Don't know why it rebooted, and my concern it: had it finished
upgrading? I looked into the upgrade.sh and found it should continue
working on files referred in old-index, new-index-nonkern, new-index.
However none of these files were found in the directory. Also I am
worried whether the schg flags were recovered. How can I check these?
Colin Percival wrote:
> John Rogers wrote:
> Hi, I was upgrading following Colin's "FreeBSD 6.0 to FreeBSD 6.1
> binary upgrade"
> but it failed. I installed freebsd 6.0 release and only used Colin's
> freebsd-update to updae before. There is plenty of free space on that
> partition. What do you advise me to do to finish the upgrade?
Based on what you pasted below, I suggest
1. Figure out why /usr/bin/gdbtui can't be read. In particular, make
sure your hard drive isn't dying.
2. The error which made the script terminate is either due to a dying
hard drive or a network problem which made it impossible to fetch some
files. Re-run the script; it won't bother fetching files which it
Note that at this point all the script has done is to examine your
system and download files; it won't start actually upgrading anything
until it makes sure that it has all the files it needs. :-)
> I also wonder why these binary update and upgrade are not legitimized
> in the freebsd core distribution. An important reason why linux is
> used by more is its easy update solution similar to Microsoft's
> Windows Update. Sure "make world" is fun especially to developers.

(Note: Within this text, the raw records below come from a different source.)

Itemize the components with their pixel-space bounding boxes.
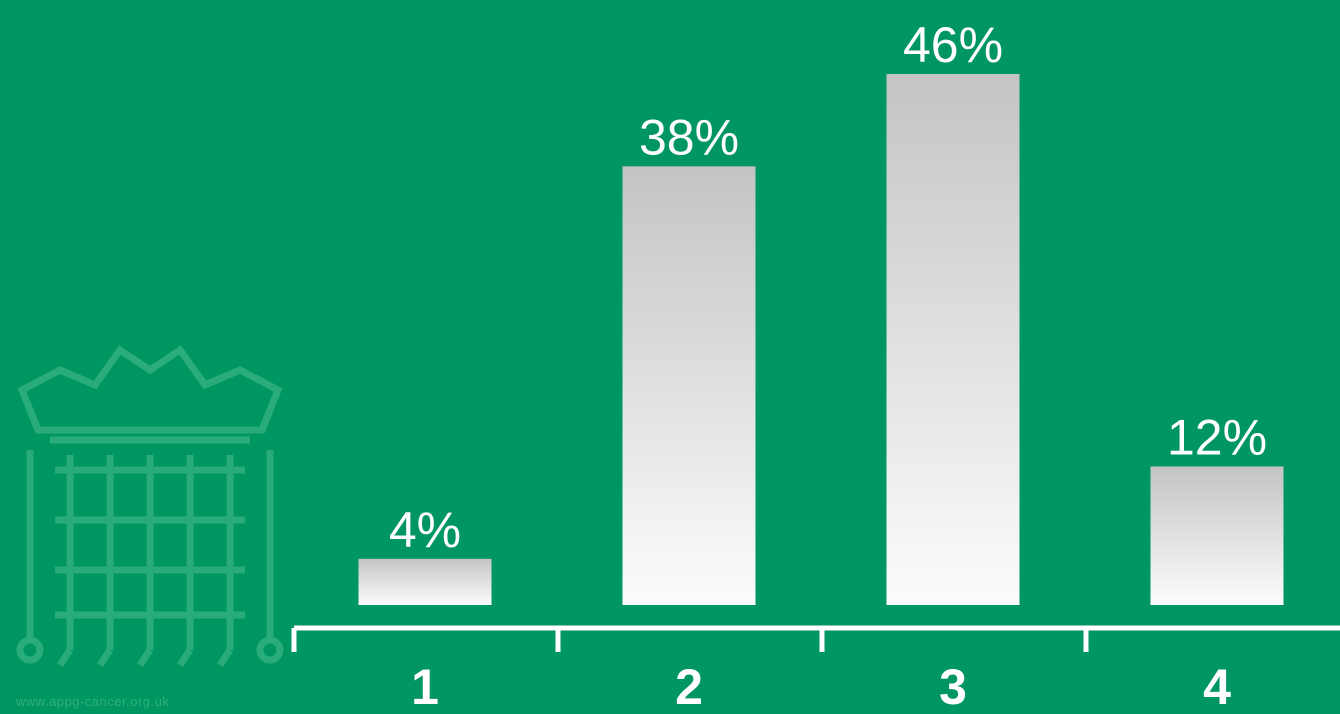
category-label-3: 3 xyxy=(939,659,967,714)
category-label-4: 4 xyxy=(1203,659,1231,714)
x-axis xyxy=(291,625,1340,652)
bar-1 xyxy=(358,558,492,605)
category-label-2: 2 xyxy=(675,659,703,714)
portcullis-crown-icon xyxy=(16,345,284,667)
bar-3 xyxy=(886,74,1020,605)
watermark-url: www.appg-cancer.org.uk xyxy=(16,694,170,709)
value-label-3: 46% xyxy=(903,17,1003,73)
bar-2 xyxy=(622,166,756,605)
value-label-1: 4% xyxy=(389,502,461,558)
bar-4 xyxy=(1150,466,1284,605)
value-label-4: 12% xyxy=(1167,409,1267,465)
category-label-1: 1 xyxy=(411,659,439,714)
value-label-2: 38% xyxy=(639,109,739,165)
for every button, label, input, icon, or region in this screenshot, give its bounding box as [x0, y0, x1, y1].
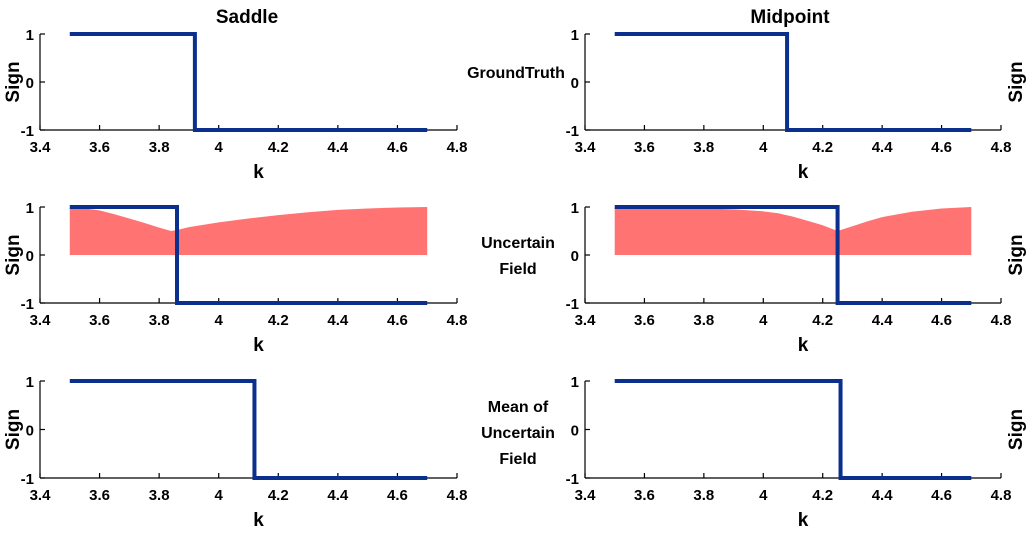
- x-tick-label: 3.4: [575, 487, 597, 504]
- x-axis-label: k: [798, 335, 809, 356]
- row-label-mean-uncertain-field: Mean of Uncertain Field: [481, 399, 555, 468]
- sign-step-line: [69, 379, 428, 480]
- x-tick-label: 4.4: [872, 487, 894, 504]
- y-axis-label: Sign: [3, 409, 24, 450]
- x-axis-label: k: [253, 162, 264, 183]
- x-tick-label: 3.8: [149, 487, 170, 504]
- x-tick-label: 3.4: [575, 139, 597, 156]
- y-tick-label: -1: [566, 123, 579, 140]
- x-tick-label: 4.8: [447, 312, 468, 329]
- x-tick-label: 3.4: [575, 312, 597, 329]
- x-tick-label: 3.6: [634, 139, 655, 156]
- y-tick-label: 0: [571, 75, 579, 92]
- column-title-saddle: Saddle: [216, 7, 278, 28]
- x-tick-label: 4.4: [327, 487, 349, 504]
- x-tick-label: 4.4: [327, 139, 349, 156]
- sign-step-line: [69, 32, 428, 132]
- x-tick-label: 4.2: [812, 139, 833, 156]
- x-tick-label: 4.2: [268, 312, 289, 329]
- x-tick-label: 3.8: [149, 139, 170, 156]
- x-tick-label: 4.2: [812, 312, 833, 329]
- row-label-line: Uncertain: [481, 425, 555, 442]
- y-tick-label: -1: [21, 123, 34, 140]
- y-tick-label: -1: [566, 471, 579, 488]
- y-axis-label: Sign: [1006, 61, 1027, 102]
- y-axis-label: Sign: [3, 61, 24, 102]
- y-tick-label: 1: [26, 374, 34, 391]
- uncertainty-band: [69, 207, 428, 255]
- x-tick-label: 4.4: [872, 139, 894, 156]
- sign-step-line: [614, 205, 972, 305]
- y-tick-label: 0: [26, 75, 34, 92]
- y-tick-label: 0: [26, 423, 34, 440]
- x-tick-label: 4.8: [991, 139, 1012, 156]
- y-axis-label: Sign: [1006, 234, 1027, 275]
- row-label-line: Field: [499, 261, 536, 278]
- x-tick-label: 3.6: [634, 487, 655, 504]
- column-title-midpoint: Midpoint: [750, 7, 830, 28]
- y-tick-label: -1: [566, 296, 579, 313]
- x-tick-label: 4.4: [872, 312, 894, 329]
- x-tick-label: 3.6: [89, 487, 110, 504]
- x-tick-label: 4.6: [387, 487, 408, 504]
- x-tick-label: 3.4: [30, 487, 52, 504]
- x-tick-label: 4.4: [327, 312, 349, 329]
- x-tick-label: 3.8: [693, 312, 714, 329]
- chart-panels: 3.4 3.6 3.8 4 4.2 4.4 4.6 4.8 1 0 -1 k Sign 3.4 3.6 3.8…: [3, 27, 1027, 531]
- uncertainty-band: [614, 207, 972, 255]
- x-tick-label: 4: [215, 312, 224, 329]
- x-tick-label: 4: [759, 312, 768, 329]
- x-axis-label: k: [253, 335, 264, 356]
- row-label-ground-truth: GroundTruth: [467, 65, 565, 82]
- y-axis-label: Sign: [3, 234, 24, 275]
- x-tick-label: 4.6: [931, 139, 952, 156]
- x-tick-label: 3.4: [30, 139, 52, 156]
- x-axis-label: k: [798, 510, 809, 531]
- x-tick-label: 4: [759, 487, 768, 504]
- x-tick-label: 4.8: [991, 312, 1012, 329]
- sign-step-line: [614, 379, 972, 480]
- x-axis-label: k: [253, 510, 264, 531]
- y-tick-label: 0: [571, 248, 579, 265]
- y-tick-label: 0: [571, 423, 579, 440]
- x-tick-label: 4: [759, 139, 768, 156]
- x-tick-label: 4.6: [387, 139, 408, 156]
- x-tick-label: 3.8: [693, 487, 714, 504]
- x-tick-label: 4.2: [268, 487, 289, 504]
- sign-step-line: [69, 205, 428, 305]
- row-label-uncertain-field: Uncertain Field: [481, 235, 555, 278]
- x-tick-label: 4.6: [931, 312, 952, 329]
- y-axis-label: Sign: [1006, 409, 1027, 450]
- y-tick-label: 1: [571, 27, 579, 44]
- x-tick-label: 4.2: [268, 139, 289, 156]
- x-tick-label: 4.8: [991, 487, 1012, 504]
- x-tick-label: 4.8: [447, 139, 468, 156]
- row-label-line: Uncertain: [481, 235, 555, 252]
- x-tick-label: 4.6: [931, 487, 952, 504]
- x-tick-label: 4: [215, 487, 224, 504]
- y-tick-label: 1: [26, 27, 34, 44]
- y-tick-label: 1: [571, 200, 579, 217]
- y-tick-label: 1: [26, 200, 34, 217]
- row-label-line: Mean of: [488, 399, 549, 416]
- x-tick-label: 4.2: [812, 487, 833, 504]
- y-tick-label: -1: [21, 471, 34, 488]
- x-tick-label: 3.8: [149, 312, 170, 329]
- y-tick-label: 0: [26, 248, 34, 265]
- x-tick-label: 4: [215, 139, 224, 156]
- x-tick-label: 3.6: [89, 139, 110, 156]
- x-tick-label: 3.6: [634, 312, 655, 329]
- y-tick-label: 1: [571, 374, 579, 391]
- x-tick-label: 3.4: [30, 312, 52, 329]
- x-tick-label: 3.6: [89, 312, 110, 329]
- row-label-line: Field: [499, 451, 536, 468]
- x-tick-label: 4.6: [387, 312, 408, 329]
- x-axis-label: k: [798, 162, 809, 183]
- x-tick-label: 4.8: [447, 487, 468, 504]
- y-tick-label: -1: [21, 296, 34, 313]
- x-tick-label: 3.8: [693, 139, 714, 156]
- sign-step-line: [614, 32, 972, 132]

> But providing easy update and upgrade tools in addition will attract a
> large user base who just need a stable and easy to use operation
> system - and many of them can be companies who can be potential donors
> to the freebsd project. So the effort to this path will be well
We're moving in that direction. Everything starts out by being experimental
before becoming officially supported and endorsed.